Book Review:  The Bookshop: A History of the American Bookstore by Evan Friss

I have been an avid reader for as long as I can remember, and bookstores have always been a source of wonder and excitement for me. When I was wandering the world with nary a possession but what could fit in my duffle bag, I could only carry one book at a time; however, when my wife and I settled in Greece to raise our family, we began to accumulate books. In Greece it was difficult to find enough high-quality English-language books to slake my appetite. We had access to a high school/college library, but it was small. A bookstore in town at a large shopping center had a fairly decent selection of English language titles, but these books were expensive. So whenever I’d make a trip to the States for whatever reason, I’d seek out used bookstores and browse for titles to bring back to Greece.

Times have changed. New and used books are so easy to find online these days that the number of physical bookstores has greatly diminished. I remember on one trip to Seattle more than a decade ago I walked a circuit of at least half a dozen used bookstores in the University District alone; now, though, only one of those bookstores remains. I’ve visited the iconic Strand bookstore on a visit to New York and the no-less-iconic Powell’s, which proclaims itself the world’s largest independent bookstore, in Portland. Bookstores are magical places from which you can extract portals that can carry you away to lands unknown.

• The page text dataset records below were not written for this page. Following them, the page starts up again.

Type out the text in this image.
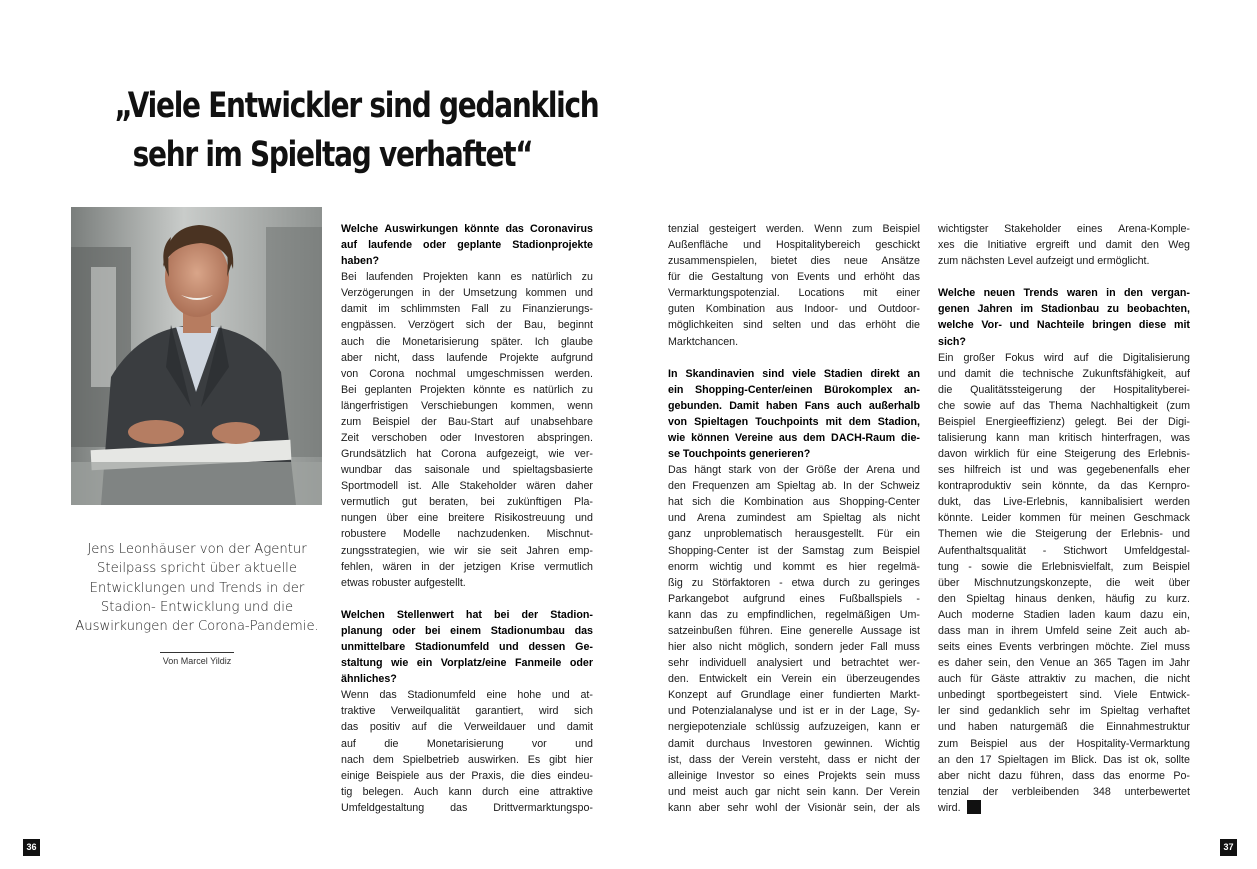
„Viele Entwickler sind gedanklich
sehr im Spieltag verhaftet“

Jens Leonhäuser von der Agentur
Steilpass spricht über aktuelle
Entwicklungen und Trends in der
Stadion- Entwicklung und die
Auswirkungen der Corona-Pandemie.

Von Marcel Yildiz
Welche Auswirkungen könnte das Coronavirus
auf laufende oder geplante Stadionprojekte
haben?
Bei laufenden Projekten kann es natürlich zu
Verzögerungen in der Umsetzung kommen und
damit im schlimmsten Fall zu Finanzierungs-
engpässen. Verzögert sich der Bau, beginnt
auch die Monetarisierung später. Ich glaube
aber nicht, dass laufende Projekte aufgrund
von Corona nochmal umgeschmissen werden.
Bei geplanten Projekten könnte es natürlich zu
längerfristigen Verschiebungen kommen, wenn
zum Beispiel der Bau-Start auf unabsehbare
Zeit verschoben oder Investoren abspringen.
Grundsätzlich hat Corona aufgezeigt, wie ver-
wundbar das saisonale und spieltagsbasierte
Sportmodell ist. Alle Stakeholder wären daher
vermutlich gut beraten, bei zukünftigen Pla-
nungen über eine breitere Risikostreuung und
robustere Modelle nachzudenken. Mischnut-
zungsstrategien, wie wir sie seit Jahren emp-
fehlen, wären in der jetzigen Krise vermutlich
etwas robuster aufgestellt.
Welchen Stellenwert hat bei der Stadion-
planung oder bei einem Stadionumbau das
unmittelbare Stadionumfeld und dessen Ge-
staltung wie ein Vorplatz/eine Fanmeile oder
ähnliches?
Wenn das Stadionumfeld eine hohe und at-
traktive Verweilqualität garantiert, wird sich
das positiv auf die Verweildauer und damit
auf	die	Monetarisierung	vor	und
nach dem Spielbetrieb auswirken. Es gibt hier
einige Beispiele aus der Praxis, die dies eindeu-
tig belegen. Auch kann durch eine attraktive
Umfeldgestaltung das Drittvermarktungspo-
tenzial gesteigert werden. Wenn zum Beispiel
Außenfläche und Hospitalitybereich geschickt
zusammenspielen, bietet dies neue Ansätze
für die Gestaltung von Events und erhöht das
Vermarktungspotenzial. Locations mit einer
guten Kombination aus Indoor- und Outdoor-
möglichkeiten sind selten und das erhöht die
Marktchancen.
In Skandinavien sind viele Stadien direkt an
ein Shopping-Center/einen Bürokomplex an-
gebunden. Damit haben Fans auch außerhalb
von Spieltagen Touchpoints mit dem Stadion,
wie können Vereine aus dem DACH-Raum die-
se Touchpoints generieren?
Das hängt stark von der Größe der Arena und
den Frequenzen am Spieltag ab. In der Schweiz
hat sich die Kombination aus Shopping-Center
und Arena zumindest am Spieltag als nicht
ganz unproblematisch herausgestellt. Für ein
Shopping-Center ist der Samstag zum Beispiel
enorm wichtig und kommt es hier regelmä-
ßig zu Störfaktoren - etwa durch zu geringes
Parkangebot aufgrund eines Fußballspiels -
kann das zu empfindlichen, regelmäßigen Um-
satzeinbußen führen. Eine generelle Aussage ist
hier also nicht möglich, sondern jeder Fall muss
sehr individuell analysiert und betrachtet wer-
den. Entwickelt ein Verein ein überzeugendes
Konzept auf Grundlage einer fundierten Markt-
und Potenzialanalyse und ist er in der Lage, Sy-
nergiepotenziale schlüssig aufzuzeigen, kann er
damit durchaus Investoren gewinnen. Wichtig
ist, dass der Verein versteht, dass er nicht der
alleinige Investor so eines Projekts sein muss
und meist auch gar nicht sein kann. Der Verein
kann aber sehr wohl der Visionär sein, der als
wichtigster Stakeholder eines Arena-Komple-
xes die Initiative ergreift und damit den Weg
zum nächsten Level aufzeigt und ermöglicht.
Welche neuen Trends waren in den vergan-
genen Jahren im Stadionbau zu beobachten,
welche Vor- und Nachteile bringen diese mit
sich?
Ein großer Fokus wird auf die Digitalisierung
und damit die technische Zukunftsfähigkeit, auf
die Qualitätssteigerung der Hospitalityberei-
che sowie auf das Thema Nachhaltigkeit (zum
Beispiel Energieeffizienz) gelegt. Bei der Digi-
talisierung kann man kritisch hinterfragen, was
davon wirklich für eine Steigerung des Erlebnis-
ses hilfreich ist und was gegebenenfalls eher
kontraproduktiv sein könnte, da das Kernpro-
dukt, das Live-Erlebnis, kannibalisiert werden
könnte. Leider kommen für meinen Geschmack
Themen wie die Steigerung der Erlebnis- und
Aufenthaltsqualität - Stichwort Umfeldgestal-
tung - sowie die Erlebnisvielfalt, zum Beispiel
über Mischnutzungskonzepte, die weit über
den Spieltag hinaus denken, häufig zu kurz.
Auch moderne Stadien laden kaum dazu ein,
dass man in ihrem Umfeld seine Zeit auch ab-
seits eines Events verbringen möchte. Ziel muss
es daher sein, den Venue an 365 Tagen im Jahr
auch für Gäste attraktiv zu machen, die nicht
unbedingt sportbegeistert sind. Viele Entwick-
ler sind gedanklich sehr im Spieltag verhaftet
und haben naturgemäß die Einnahmestruktur
zum Beispiel aus der Hospitality-Vermarktung
an den 17 Spieltagen im Blick. Das ist ok, sollte
aber nicht dazu führen, dass das enorme Po-
tenzial der verbleibenden 348 unterbewertet
wird.
36	37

Friss’s book is an ode to bookstores. He starts with Benjamin Franklin and his printing press, and then moves on to booksellers in the last few centuries. There are chapters on the Gotham Book Mart, the Strand, Barnes & Noble, and Amazon Books. There are also sections on Black-owned bookstores, sidewalk booksellers in New York, and independent bookstores. Throughout the text, Friss’s appreciation of the value of bookstores is obvious.

It would have been impossible, of course, to include more than a small sample of the bookstores that have helped shape American thought, and yet some of Friss’s choices puzzle me. In a stark contrast with the positive, vibrant tone of the rest of the book, he includes a chapter on the hate-filled Aryan Book Store, which appeared in Los Angeles before World War II to distribute Nazi propaganda. It injects a pall of darkness into what is otherwise an upbeat, hope-filled book. Also, it is the only west coast bookstore Friss focuses on. I had been looking forward to at least reading about the history of the City Lights Bookstore in San Francisco and Powell’s Books in Portland. Instead, Friss concentrates on bookshops in Chicago and on the east coast. Maybe he’s planning a sequel. I hope so, because incomplete as it is, what he has shared about the history of U.S. bookstores is fascinating. I’ll take a bookstore or a library over an amusement park anytime, and I know a lot of other people feel the same way. After all, that’s where you have access to the true multiverse of the mind.